Sugerí, en el calor de la discusión, que si los especialistas explicaran la historia con lenguaje asequible, riguroso pero sin academicismos, verían como los frutos del árbol alcanzarían también a sus cuentas corrientes, puesto que el agravio comparativo que subyace al problema es, no nos engañemos, el maldito parné. Incluso cité el caso de solventes historiadores como José Luis Corral, o Calvo Poyato, que al propio tiempo son novelistas de gran éxito.
En fin, todo esto venía a colación porque ahora descubro que el historiador en cuestión se ha esmerado en llegar al gran público en un libro reciente (no quiero incurrir en la vanidad de pensar que mis razonamientos de marras hicieran germinar en él la semilla de la duda). He acudido al citado libro y he leído las páginas que dedica a los albigenses o cátaros, esos herejes que provocaron una cruzada en el sur de Francia en el siglo XIII.
He puesto sobrado interés en la lección de historia del académico que, de pronto, se rebaja a escribir «historia narrativa» introduciendo microhistoria dentro de la doctoral historia global con la intención de alcanzar a un público más amplio aunque menos selecto.
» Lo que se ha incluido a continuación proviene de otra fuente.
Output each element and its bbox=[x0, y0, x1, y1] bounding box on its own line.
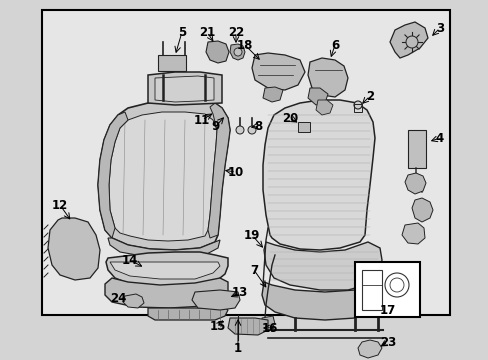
Text: 4: 4 bbox=[435, 131, 443, 144]
Text: 2: 2 bbox=[365, 90, 373, 103]
Text: 8: 8 bbox=[253, 120, 262, 132]
Polygon shape bbox=[98, 100, 229, 250]
Text: 6: 6 bbox=[330, 39, 339, 51]
Polygon shape bbox=[229, 44, 244, 60]
Polygon shape bbox=[148, 306, 227, 320]
Polygon shape bbox=[48, 218, 100, 280]
Text: 1: 1 bbox=[233, 342, 242, 355]
Polygon shape bbox=[108, 238, 220, 258]
Text: 23: 23 bbox=[379, 336, 395, 348]
Text: 3: 3 bbox=[435, 22, 443, 35]
Text: 5: 5 bbox=[178, 26, 186, 39]
Text: 22: 22 bbox=[227, 26, 244, 39]
Bar bbox=[42, 10, 449, 315]
Polygon shape bbox=[404, 173, 425, 194]
Polygon shape bbox=[389, 22, 427, 58]
Text: 15: 15 bbox=[209, 320, 226, 333]
Polygon shape bbox=[109, 112, 217, 241]
Circle shape bbox=[236, 126, 244, 134]
Circle shape bbox=[247, 126, 256, 134]
Text: 16: 16 bbox=[261, 321, 278, 334]
Polygon shape bbox=[307, 58, 347, 97]
Text: 12: 12 bbox=[52, 198, 68, 212]
Text: 9: 9 bbox=[211, 120, 220, 132]
Polygon shape bbox=[106, 252, 227, 287]
Polygon shape bbox=[401, 223, 424, 244]
Polygon shape bbox=[105, 278, 227, 308]
Bar bbox=[158, 55, 185, 71]
Polygon shape bbox=[307, 88, 327, 105]
Polygon shape bbox=[110, 262, 220, 279]
Text: 11: 11 bbox=[193, 113, 210, 126]
Text: 21: 21 bbox=[199, 26, 215, 39]
Polygon shape bbox=[155, 76, 214, 102]
Bar bbox=[361, 270, 381, 310]
Polygon shape bbox=[263, 100, 374, 250]
Text: 14: 14 bbox=[122, 253, 138, 266]
Circle shape bbox=[234, 48, 242, 56]
Polygon shape bbox=[192, 290, 240, 310]
Polygon shape bbox=[264, 242, 381, 290]
Polygon shape bbox=[123, 294, 143, 308]
Text: 10: 10 bbox=[227, 166, 244, 179]
Polygon shape bbox=[207, 103, 229, 238]
Polygon shape bbox=[227, 318, 267, 335]
Text: 18: 18 bbox=[236, 39, 253, 51]
Text: 19: 19 bbox=[244, 229, 260, 242]
Polygon shape bbox=[98, 112, 128, 238]
Bar bbox=[407, 130, 425, 168]
Circle shape bbox=[405, 36, 417, 48]
Circle shape bbox=[353, 101, 361, 109]
Polygon shape bbox=[357, 340, 381, 358]
Polygon shape bbox=[205, 41, 228, 63]
Polygon shape bbox=[411, 198, 432, 222]
Polygon shape bbox=[262, 316, 274, 328]
Text: 13: 13 bbox=[231, 287, 247, 300]
Bar bbox=[353, 104, 361, 112]
Text: 7: 7 bbox=[249, 264, 258, 276]
Text: 17: 17 bbox=[379, 303, 395, 316]
Bar bbox=[297, 122, 309, 132]
Polygon shape bbox=[251, 53, 305, 90]
Polygon shape bbox=[315, 100, 332, 115]
Polygon shape bbox=[263, 87, 283, 102]
Polygon shape bbox=[148, 72, 222, 105]
Polygon shape bbox=[262, 282, 382, 320]
Text: 20: 20 bbox=[281, 112, 298, 125]
Text: 24: 24 bbox=[110, 292, 126, 305]
Bar bbox=[354, 262, 419, 317]
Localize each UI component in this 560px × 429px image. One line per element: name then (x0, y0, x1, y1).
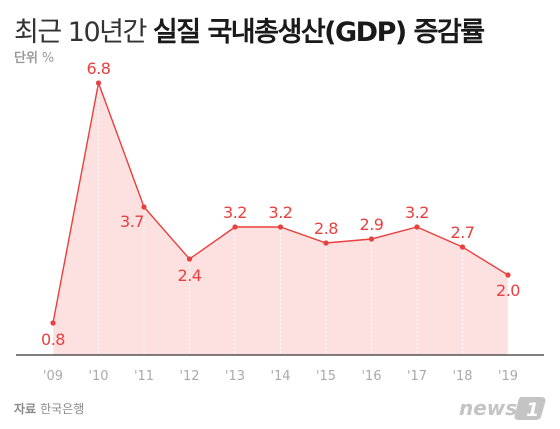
x-tick-label: '15 (316, 369, 336, 384)
x-tick-label: '10 (88, 369, 108, 384)
x-tick-label: '09 (43, 369, 63, 384)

Con tristeza debo admitir que no me he enterado de nada. El historiador en cuestión se ha esmerado en demostrar que, además de historiar, sabe escribir, o sea, ha perpetrado su libro para el gran público con voluntad de estilo. El resultado es deplorable, me temo. A su consustancial pedante ha unido una cursilería que hasta ahora permanecía inédita entre sus registros, amén de cierto abuso del diccionario de sinónimos que tenemos al alcance de una tecla en internet y que tantos desastres causa entre los noveles autores. En fin, a la vejez viruelas: mucho estilo sonajero, ese del que tanto abomina Juan Marsé, mucho dato innecesario y, al final, puro fuego de artificio. En su deseo de vulgarizar (así lo llamaría él) ha incurrido en el defecto opuesto, en el palabreo sin sustancia.
Moraleja: que uno sea un excelente historiador, que sin duda lo es, no significa que esté dotado para divulgar la historia con sencillez.
En fin, seguramente insistirá en su nueva faceta divulgadora. Esperemos que con un poco de práctica consiga algún resultado potable, lo que sin duda redundará en bien de los buenos aficionados que nos desvivimos por alcanzar aunque sea un destello de su cegadora sabiduría.